Victor is a godsend.

JANUARY 27, 2003 [Monday]
Left Portland yesterday. In Reno with my Mom and Dad now because our house in LA is uninhabitable due to rain damage. Michael, my husband, is holding down the fort there, getting everything in shape for our homecoming sometime late this week.  

Had hoped to knock out some sort of cohesive project description of Apollo II before I left PCS, but I'm no closer to knowing what it is, now, than when I started. Don’t know what to focus on, where to start my research—usually I'm pretty good at pinpointing the most useful place to begin. Rose Riordan tried to talk me down by reminding me that I have begun, that I have been working on the piece for a long time. Oh. Right. Well, how to continue? What is the essential idea, core information that will set me and the piece in motion? I probably spent my first month’s grant installment at Powell’s on books for research [sometimes I think my work is just an excuse to buy books]. Starting with the Civil War, about which I am completely ignorant. So Don't Know Much About the Civil War seemed like a good choice [only in my case it should be called Don't Know a Fucking Thing About the Most Significant Event in Our Nation's History].

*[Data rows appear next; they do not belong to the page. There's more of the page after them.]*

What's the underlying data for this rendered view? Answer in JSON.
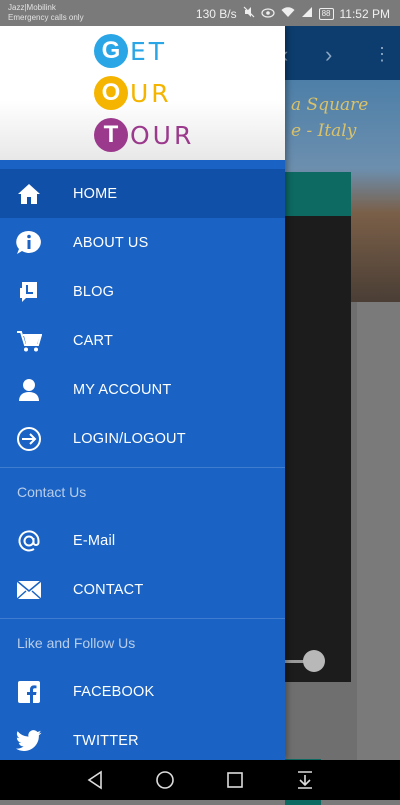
{
  "status_bar": {
    "carrier": "Jazz|Mobilink",
    "emergency": "Emergency calls only",
    "speed": "130 B/s",
    "battery": "88",
    "time": "11:52 PM"
  },
  "background_app": {
    "hero_text_line1": "a Square",
    "hero_text_line2": "e - Italy"
  },
  "logo": {
    "rows": [
      {
        "letter": "G",
        "rest": "ET",
        "color": "#2aa6e6"
      },
      {
        "letter": "O",
        "rest": "UR",
        "color": "#f4b400"
      },
      {
        "letter": "T",
        "rest": "OUR",
        "color": "#9b3a8d"
      }
    ]
  },
  "menu": {
    "items": [
      {
        "label": "HOME",
        "icon": "home-icon"
      },
      {
        "label": "ABOUT US",
        "icon": "info-icon"
      },
      {
        "label": "BLOG",
        "icon": "blog-icon"
      },
      {
        "label": "CART",
        "icon": "cart-icon"
      },
      {
        "label": "MY ACCOUNT",
        "icon": "person-icon"
      },
      {
        "label": "LOGIN/LOGOUT",
        "icon": "login-icon"
      }
    ],
    "contact_section": "Contact Us",
    "contact_items": [
      {
        "label": "E-Mail",
        "icon": "at-icon"
      },
      {
        "label": "CONTACT",
        "icon": "envelope-icon"
      }
    ],
    "follow_section": "Like and Follow Us",
    "follow_items": [
      {
        "label": "FACEBOOK",
        "icon": "facebook-icon"
      },
      {
        "label": "TWITTER",
        "icon": "twitter-icon"
      }
    ]
  },
  "colors": {
    "drawer": "#1a63c4",
    "drawer_active": "#1150a8",
    "nav_bar": "#000000"
  }
}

Will be back in Portland in March for three weeks of residency and hope to dig into the project in a much more muscular way.

JANUARY 28, 2003 [Tuesday]
Bush's State of the Union speech tonight. I am absolutely opposed to him, his cronies, their agenda. Going to war with Iraq after a year-long build-up and charade with the UN. Economy in shambles, environmental protections and civil liberties stripped away at a dizzying pace, our country's standing in the rest of the world sinking daily, we run roughshod over civilization. I'm appalled at our swaggering, our bullying, our arrogance, isolationism, disregard for human needs and the Greater Good, not only of people around the world, but of our own citizenry. There are dark forces at work. Things are not going well. And I am not actively involved in trying to stem the tide; my life is too comfortable, free and easy, in the face of real poverty, suffering, states of emergency. Humility and moderation are in order. Not being very articulate, not really mining the deepest feelings. I am LAZY. [and fat] Inconsequential.
 
Make sure energy is expended in the most meaningful ways. Make the effort count. What is this project? Is it necessary?